One of the advantages of using heavy is that OSC debug is enabled, which allows you to
print debug messages to the screen of the PS (as long as your USB cable is connected).
However, OSC debug is a huge memory hog and can cause a lot of problems with your
tasks. Make sure to disable as much of it as possible and use it sparingly.
Remember that in FreeRTOS you dont have a main.c. Main is already built in. The entry
point for your application will be void run(), which will create and insert your tasks into
the FreeRTOS scheduler (see make.c in the sample code).
One suggestion for Lab 3 is to break it up into two parts. The first is to get the motor
speed sensor and the pwm working first (you can even just use your Lab 2 scheduler for
this) and then just compile it and be done with it. In the second part, just focus on the
drone related tasks using FreeRTOS.

Testing Requirements

Lab 3 will be tested using procedures and methods similar to Lab 2. For example, PWM
outputs will be verified with the oscilloscope or by observing the motor. Drone control
will be tested using the keypad and/or joystick (depending on how you implement it).

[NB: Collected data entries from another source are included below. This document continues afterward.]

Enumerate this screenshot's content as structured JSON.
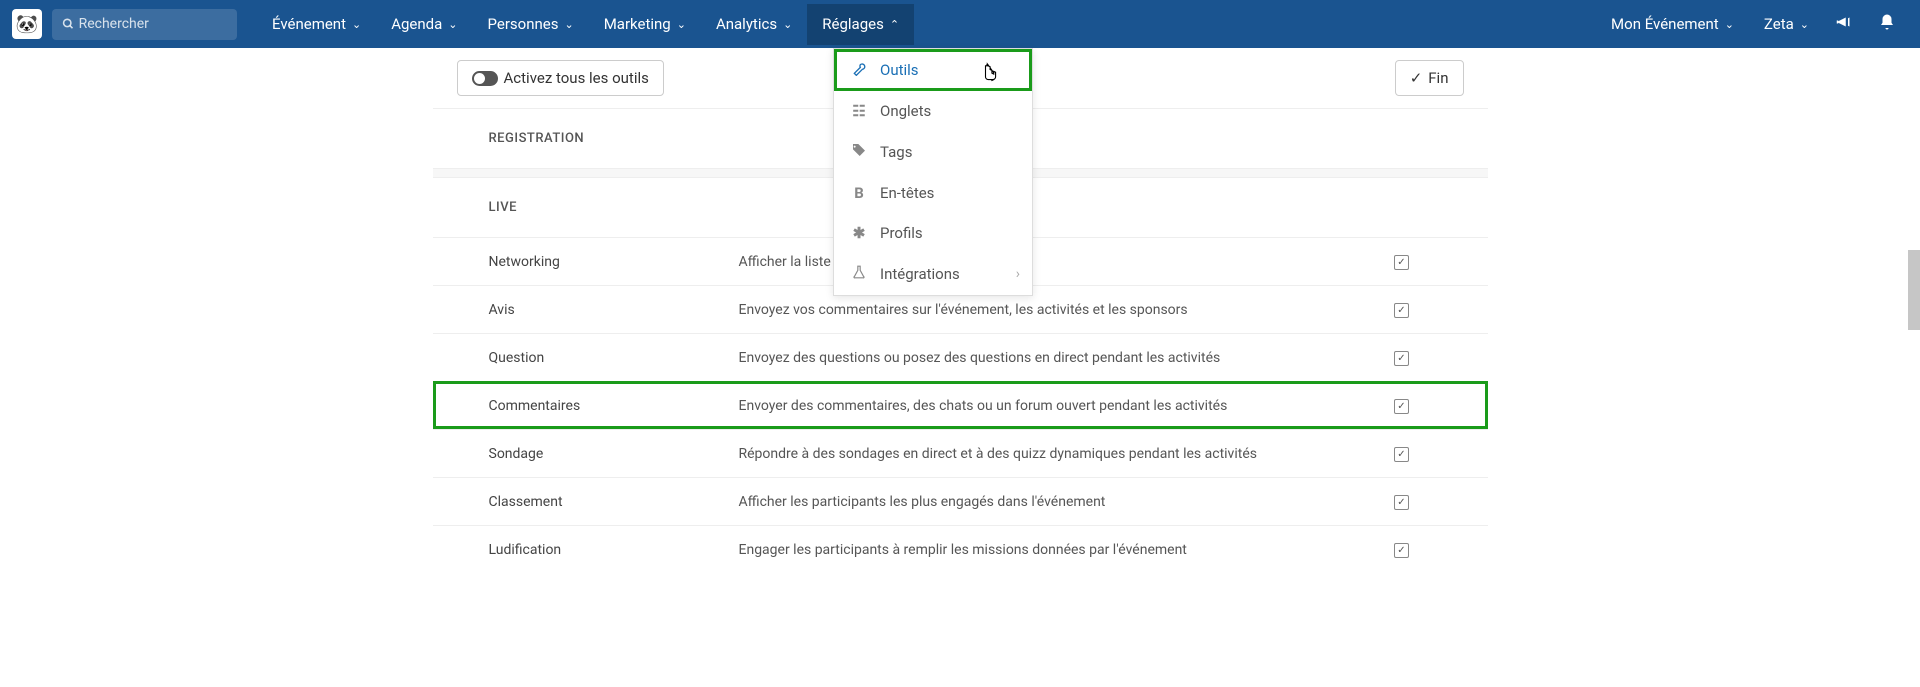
{
  "search": {
    "placeholder": "Rechercher"
  },
  "nav": {
    "evenement": "Événement",
    "agenda": "Agenda",
    "personnes": "Personnes",
    "marketing": "Marketing",
    "analytics": "Analytics",
    "reglages": "Réglages",
    "mon_evenement": "Mon Événement",
    "zeta": "Zeta"
  },
  "toolbar": {
    "activate_all": "Activez tous les outils",
    "fin": "Fin"
  },
  "dropdown": {
    "outils": "Outils",
    "onglets": "Onglets",
    "tags": "Tags",
    "entetes": "En-têtes",
    "profils": "Profils",
    "integrations": "Intégrations"
  },
  "sections": {
    "registration": "REGISTRATION",
    "live": "LIVE"
  },
  "tools": [
    {
      "name": "Networking",
      "desc": "Afficher la liste des participants à l'événement"
    },
    {
      "name": "Avis",
      "desc": "Envoyez vos commentaires sur l'événement, les activités et les sponsors"
    },
    {
      "name": "Question",
      "desc": "Envoyez des questions ou posez des questions en direct pendant les activités"
    },
    {
      "name": "Commentaires",
      "desc": "Envoyer des commentaires, des chats ou un forum ouvert pendant les activités"
    },
    {
      "name": "Sondage",
      "desc": "Répondre à des sondages en direct et à des quizz dynamiques pendant les activités"
    },
    {
      "name": "Classement",
      "desc": "Afficher les participants les plus engagés dans l'événement"
    },
    {
      "name": "Ludification",
      "desc": "Engager les participants à remplir les missions données par l'événement"
    }
  ]
}
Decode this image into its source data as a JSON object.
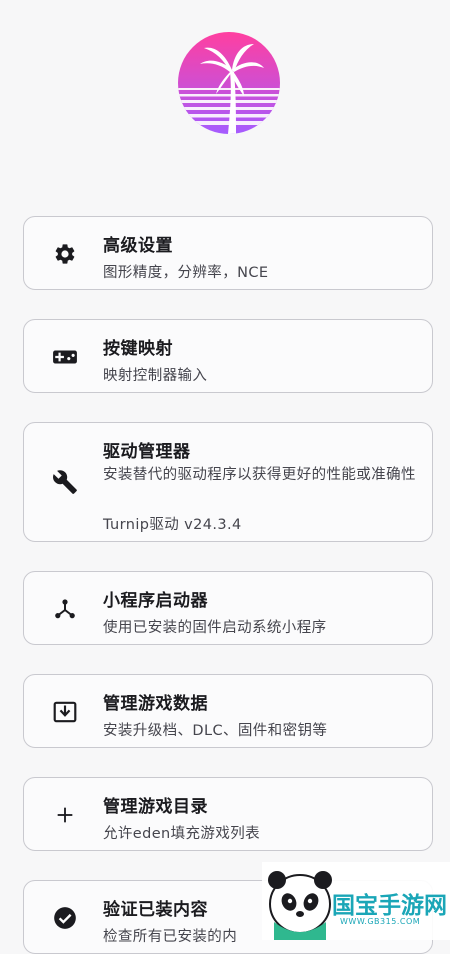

Turn in your commented source code and your compiled bin file(s) to the website by the
due date specified on the class schedule. You will be asked to flash your board with the
submitted bin files for the demo. Do not forget to use proper and consistent coding style;
including proper comments. Also turn in a document that identifies which portion(s) of
the project everyone worked on.
Grade breakdown:

70 points total:
PWM and motor speed control: 10 points
Keypad input and joystick input work: 15 points
Display works and shows nav data: 10 points
Working drone control: 15 points
Lab report: 15 points
Commented and well organized code: 5 points

Accessories Board
The accessories board contains several devices for our software to interact with. The
schematics can be found below. Pinouts are shown for the black and white wire clamp
terminal block (pin number shown in white on the PCB. The test points are small loops to
which you can hook your scope. The DC pager motor is wired to the two pads shown in
parallel with D5. The two BJTs (T1 and T2) are biased to switch fully on or off according
to an input on pin 6 of the terminal block. Note that power and ground are prewired via
solder connections to the board so it is always energized when the power switch is on.